CryptoJones · CryptoJones · May 18, 2026 · May 18, 2026
diff --git a/app/config/openapi.js b/app/config/openapi.js
@@ -344,6 +344,48 @@ const spec = {
                 },
             },
         },
+        '/v1/customer/search': {
+            get: {
+                summary: 'Search customers by substring (company-scoped)',
+                description:
+                    'Case-insensitive ILIKE match on custCompanyName / custFName / custLName. ' +
+                    'Non-master keys are auto-scoped to their authKey company; master keys ' +
+                    'must pass companyId explicitly (no global cross-tenant search).',
+                security: [{ authKey: [] }],
+                parameters: [
+                    { name: 'q', in: 'query', required: true, schema: { type: 'string', minLength: 2, maxLength: 255 } },
+                    { name: 'companyId', in: 'query', schema: { type: 'integer' }, description: 'Required for master keys. Forbidden when it does not match a non-master authKey\'s own company.' },
+                    { name: 'limit', in: 'query', schema: { type: 'integer', default: 100, maximum: 500 } },
+                    { name: 'offset', in: 'query', schema: { type: 'integer', default: 0 } },
+                ],
+                responses: {
+                    200: {
+                        description: 'OK — search results',
+                        content: {
+                            'application/json': {
+                                schema: {
+                                    type: 'object',
+                                    properties: {
+                                        message: { type: 'string' },
+                                        q: { type: 'string' },
+                                        companyId: { type: 'integer' },
+                                        count: { type: 'integer' },
+                                        limit: { type: 'integer' },
+                                        offset: { type: 'integer' },
+                                        customers: {
+                                            type: 'array',
+                                            items: { $ref: '#/components/schemas/Customer' },
+                                        },
+                                    },
+                                },
+                            },
+                        },
+                    },
+                    400: { description: 'Bad request — q missing/too short, or master without companyId' },
+                    403: { description: 'Missing authKey, or cross-tenant search attempt' },
+                },
+            },
+        },
         '/v1/customer/{id}': {
             get: {
                 summary: 'Get one customer by id',

diff --git a/app/controllers/customercontroller.js b/app/controllers/customercontroller.js
@@ -251,6 +251,116 @@ exports.getAllByCompanyId = async (req, res) => {
     }
 };
 
+/**
+ * GET /v1/customer/search
+ *
+ * Substring search over custCompanyName / custFName / custLName.
+ *
+ * Auth contract:
+ *   - missing authKey                                          -> 403
+ *   - non-master + companyId in query NOT matching auth scope  -> 403
+ *   - non-master without companyId                             -> auto-scope to own
+ *   - master without companyId                                 -> 400 (companyId required)
+ *
+ * The companyId requirement for master keys is deliberate: a
+ * global substring search across every tenant's customer table
+ * is a big footgun (latency + accidental data exposure if the
+ * caller wasn't authorized to see all companies' data).

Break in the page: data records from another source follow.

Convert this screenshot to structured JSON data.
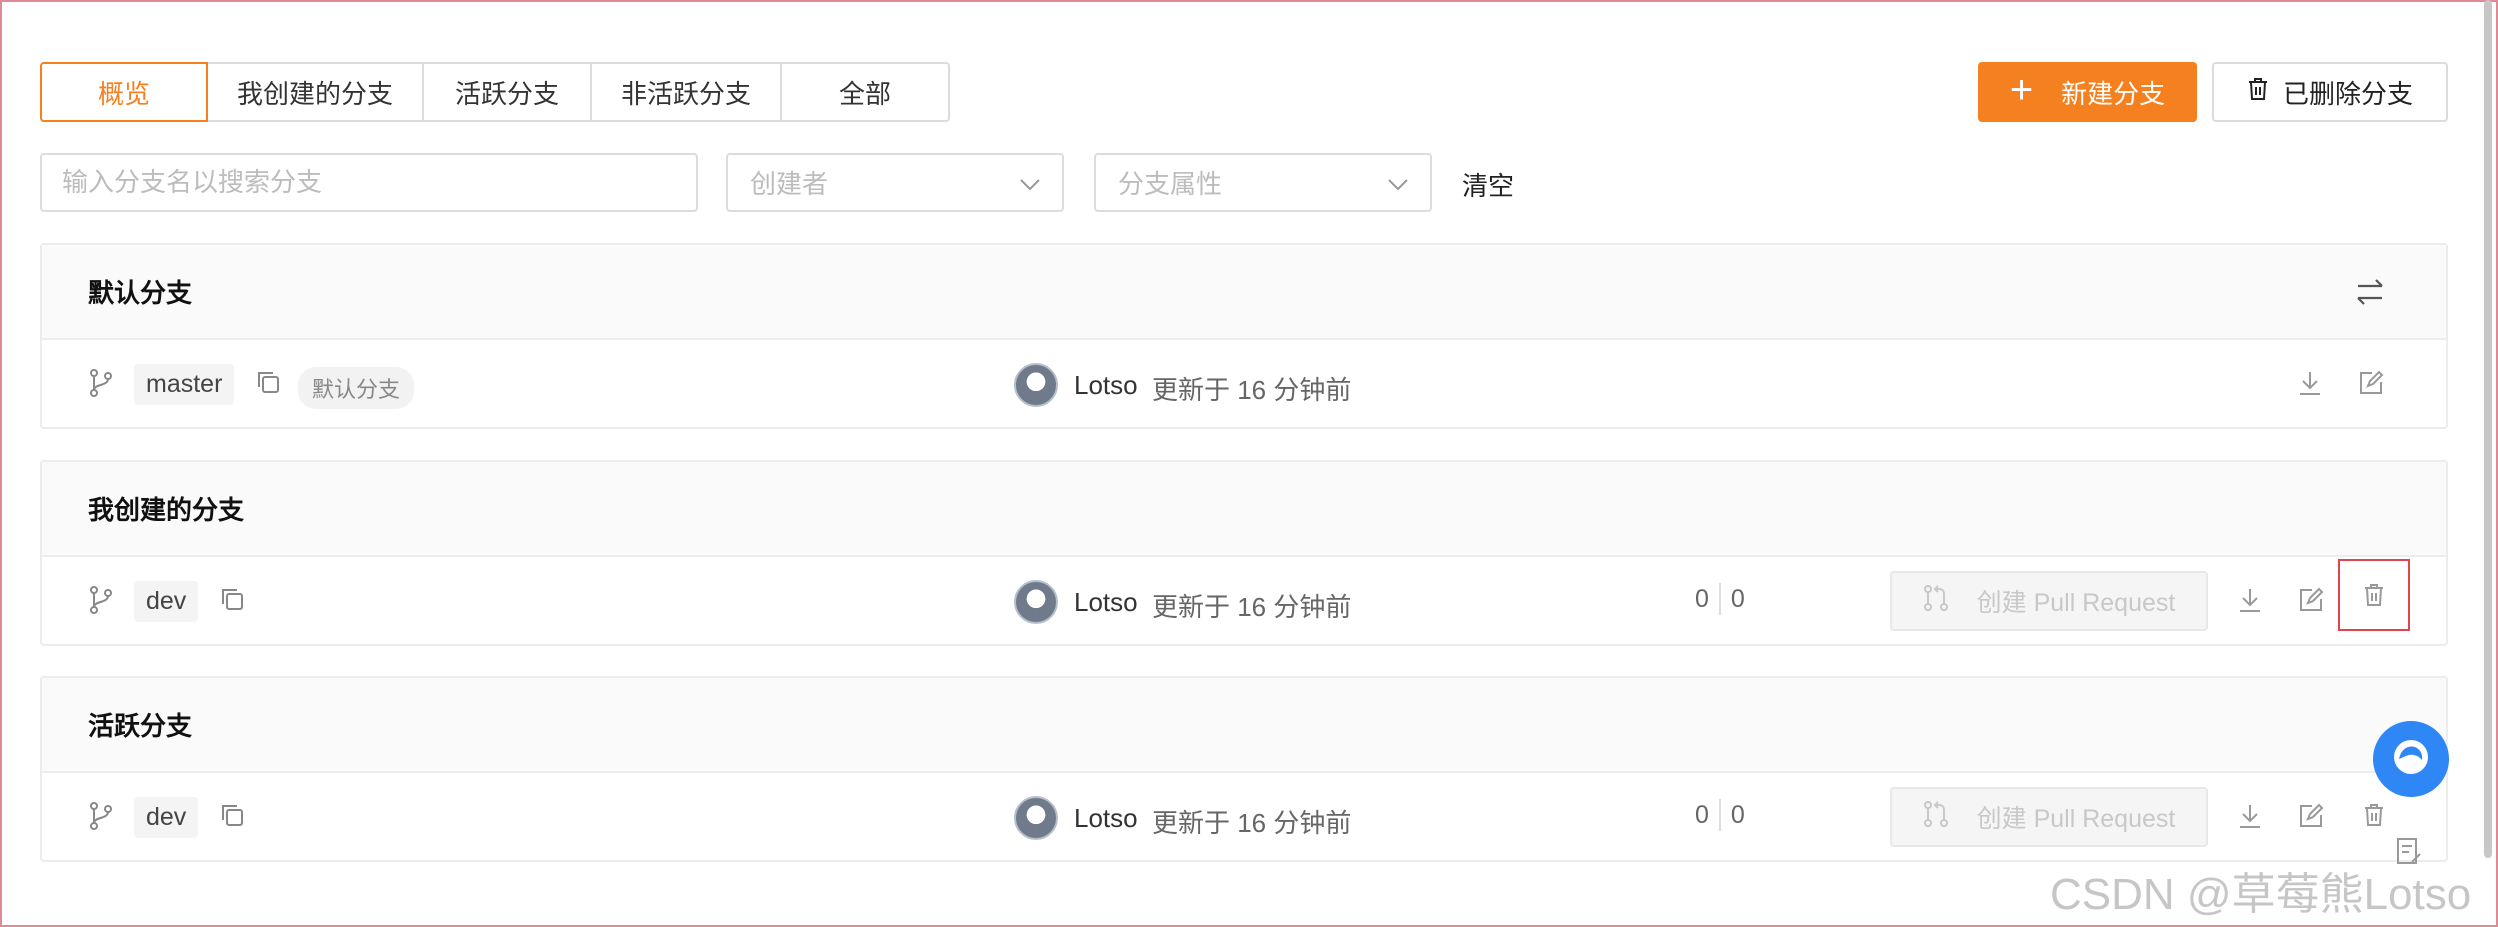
{
  "tabs": [
    {
      "label": "概览",
      "active": true
    },
    {
      "label": "我创建的分支",
      "active": false
    },
    {
      "label": "活跃分支",
      "active": false
    },
    {
      "label": "非活跃分支",
      "active": false
    },
    {
      "label": "全部",
      "active": false
    }
  ],
  "actions": {
    "new_branch": "新建分支",
    "deleted_branches": "已删除分支"
  },
  "filters": {
    "search_placeholder": "输入分支名以搜索分支",
    "creator_placeholder": "创建者",
    "attribute_placeholder": "分支属性",
    "clear": "清空"
  },
  "sections": {
    "default": {
      "title": "默认分支",
      "row": {
        "branch": "master",
        "tag": "默认分支",
        "author": "Lotso",
        "updated": "更新于 16 分钟前"
      }
    },
    "mine": {
      "title": "我创建的分支",
      "row": {
        "branch": "dev",
        "author": "Lotso",
        "updated": "更新于 16 分钟前",
        "behind": "0",
        "ahead": "0",
        "pr_label": "创建 Pull Request"
      }
    },
    "active": {
      "title": "活跃分支",
      "row": {
        "branch": "dev",
        "author": "Lotso",
        "updated": "更新于 16 分钟前",
        "behind": "0",
        "ahead": "0",
        "pr_label": "创建 Pull Request"
      }
    }
  },
  "watermark": "CSDN @草莓熊Lotso",
  "colors": {
    "accent": "#f5801f",
    "highlight_border": "#e0454f",
    "fab": "#2f86f5"
  }
}
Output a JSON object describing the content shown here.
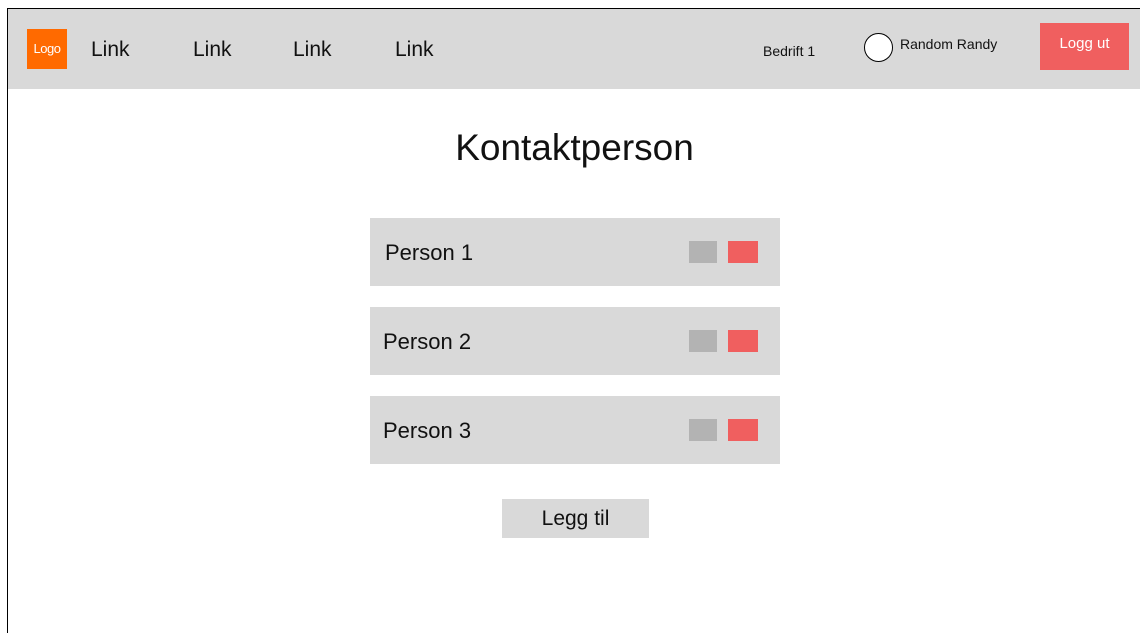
{
  "header": {
    "logo_text": "Logo",
    "nav_links": [
      {
        "label": "Link"
      },
      {
        "label": "Link"
      },
      {
        "label": "Link"
      },
      {
        "label": "Link"
      }
    ],
    "company": "Bedrift 1",
    "user_name": "Random Randy",
    "logout_label": "Logg ut"
  },
  "main": {
    "title": "Kontaktperson",
    "persons": [
      {
        "name": "Person 1"
      },
      {
        "name": "Person 2"
      },
      {
        "name": "Person 3"
      }
    ],
    "add_label": "Legg til"
  },
  "colors": {
    "topbar_bg": "#d9d9d9",
    "logo_bg": "#ff6a00",
    "accent_red": "#f05f5f",
    "edit_gray": "#b3b3b3",
    "row_bg": "#d9d9d9"
  },
  "icons": {
    "avatar": "user-avatar-circle",
    "edit": "edit-button-gray",
    "delete": "delete-button-red"
  }
}
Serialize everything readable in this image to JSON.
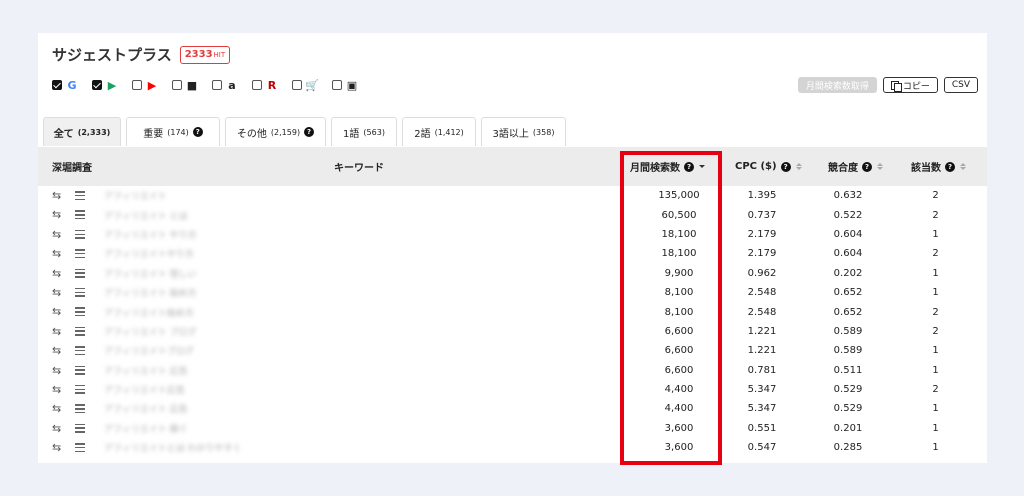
{
  "header": {
    "title": "サジェストプラス",
    "hit_count": "2333",
    "hit_suffix": "HIT"
  },
  "sources": [
    {
      "checked": true,
      "icon": "google-icon",
      "glyph": "G",
      "color": "#4285f4"
    },
    {
      "checked": true,
      "icon": "google-play-icon",
      "glyph": "▶",
      "color": "#1aa260"
    },
    {
      "checked": false,
      "icon": "youtube-icon",
      "glyph": "▶",
      "color": "#ff0000"
    },
    {
      "checked": false,
      "icon": "video-icon",
      "glyph": "■",
      "color": "#222222"
    },
    {
      "checked": false,
      "icon": "amazon-icon",
      "glyph": "a",
      "color": "#222222"
    },
    {
      "checked": false,
      "icon": "rakuten-icon",
      "glyph": "R",
      "color": "#bf0000"
    },
    {
      "checked": false,
      "icon": "shopping-cart-icon",
      "glyph": "🛒",
      "color": "#222222"
    },
    {
      "checked": false,
      "icon": "image-icon",
      "glyph": "▣",
      "color": "#222222"
    }
  ],
  "actions": {
    "fetch_label": "月間検索数取得",
    "copy_label": "コピー",
    "csv_label": "CSV"
  },
  "tabs": [
    {
      "label": "全て",
      "count": "(2,333)",
      "help": false
    },
    {
      "label": "重要",
      "count": "(174)",
      "help": true
    },
    {
      "label": "その他",
      "count": "(2,159)",
      "help": true
    },
    {
      "label": "1語",
      "count": "(563)",
      "help": false
    },
    {
      "label": "2語",
      "count": "(1,412)",
      "help": false
    },
    {
      "label": "3語以上",
      "count": "(358)",
      "help": false
    }
  ],
  "columns": {
    "deep": "深堀調査",
    "keyword": "キーワード",
    "volume": "月間検索数",
    "cpc": "CPC ($)",
    "competition": "競合度",
    "matches": "該当数"
  },
  "rows": [
    {
      "keyword": "アフィリエイト",
      "volume": "135,000",
      "cpc": "1.395",
      "competition": "0.632",
      "matches": "2"
    },
    {
      "keyword": "アフィリエイト とは",
      "volume": "60,500",
      "cpc": "0.737",
      "competition": "0.522",
      "matches": "2"
    },
    {
      "keyword": "アフィリエイト やり方",
      "volume": "18,100",
      "cpc": "2.179",
      "competition": "0.604",
      "matches": "1"
    },
    {
      "keyword": "アフィリエイトやり方",
      "volume": "18,100",
      "cpc": "2.179",
      "competition": "0.604",
      "matches": "2"
    },
    {
      "keyword": "アフィリエイト 怪しい",
      "volume": "9,900",
      "cpc": "0.962",
      "competition": "0.202",
      "matches": "1"
    },
    {
      "keyword": "アフィリエイト 始め方",
      "volume": "8,100",
      "cpc": "2.548",
      "competition": "0.652",
      "matches": "1"
    },
    {
      "keyword": "アフィリエイト始め方",
      "volume": "8,100",
      "cpc": "2.548",
      "competition": "0.652",
      "matches": "2"
    },
    {
      "keyword": "アフィリエイト ブログ",
      "volume": "6,600",
      "cpc": "1.221",
      "competition": "0.589",
      "matches": "2"
    },
    {
      "keyword": "アフィリエイトブログ",
      "volume": "6,600",
      "cpc": "1.221",
      "competition": "0.589",
      "matches": "1"
    },
    {
      "keyword": "アフィリエイト 広告",
      "volume": "6,600",
      "cpc": "0.781",
      "competition": "0.511",
      "matches": "1"
    },
    {
      "keyword": "アフィリエイト広告",
      "volume": "4,400",
      "cpc": "5.347",
      "competition": "0.529",
      "matches": "2"
    },
    {
      "keyword": "アフィリエイト 広告",
      "volume": "4,400",
      "cpc": "5.347",
      "competition": "0.529",
      "matches": "1"
    },
    {
      "keyword": "アフィリエイト 稼ぐ",
      "volume": "3,600",
      "cpc": "0.551",
      "competition": "0.201",
      "matches": "1"
    },
    {
      "keyword": "アフィリエイトとは わかりやすく",
      "volume": "3,600",
      "cpc": "0.547",
      "competition": "0.285",
      "matches": "1"
    }
  ],
  "colors": {
    "accent": "#e60012",
    "badge": "#e23b3b"
  }
}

Master
+ * keys must be explicit about the scope.
+ */
+exports.search = async (req, res) => {
+    const authKey = req.get('authKey');
+    if (!authKey) {
+        return res.status(403).json({ message: "Authorization key not sent." });
+    }
+
+    let isAuthKeyMasterKey;
+    try {
+        isAuthKeyMasterKey = await IsMaster(authKey);
+    } catch (error) {
+        log.error({ err: error }, 'IsMaster failed');
+        return res.status(500).json({ message: "Error!", error: String(error) });
+    }
+
+    // Resolve effective companyId from auth + query
+    let effectiveCompanyId;
+    if (isAuthKeyMasterKey) {
+        const qCompanyId = Number(req.query.companyId);
+        if (!Number.isInteger(qCompanyId) || qCompanyId <= 0) {
+            return res.status(400).json({
+                message: "Master keys must specify companyId on search.",
+            });
+        }
+        effectiveCompanyId = qCompanyId;
+    } else {
+        let authKeyCompanyId;
+        try {
+            authKeyCompanyId = await GetCompanyId(authKey);
+        } catch (error) {
+            log.error({ err: error }, 'GetCompanyId failed');
+            return res.status(500).json({ message: "Error!", error: String(error) });
+        }
+        if (authKeyCompanyId === -1) {
+            return res.status(403).json({ message: "Invalid Authorization Key." });
+        }
+        const qCompanyId = req.query.companyId !== undefined ? Number(req.query.companyId) : null;
+        if (qCompanyId !== null && qCompanyId !== authKeyCompanyId) {
+            return res.status(403).json({
+                message: "Cannot search customers in a company you do not belong to.",
+            });
+        }
+        effectiveCompanyId = authKeyCompanyId;
+    }
+
+    const q = String(req.query.q || '');
+    const requestedLimit = parseInt(req.query.limit, 10);
+    const limit = Number.isInteger(requestedLimit) && requestedLimit > 0
+        ? Math.min(requestedLimit, 500)
+        : 100;
+    const requestedOffset = parseInt(req.query.offset, 10);
+    const offset = Number.isInteger(requestedOffset) && requestedOffset >= 0
+        ? requestedOffset
+        : 0;
+
+    const Op = db.Sequelize && db.Sequelize.Op;
+    if (!Op) {
+        return res.status(500).json({ message: "Error!", error: "Sequelize Op not available" });
+    }
+
+    // ILIKE on Postgres; the `%` wildcards come from us, not the user.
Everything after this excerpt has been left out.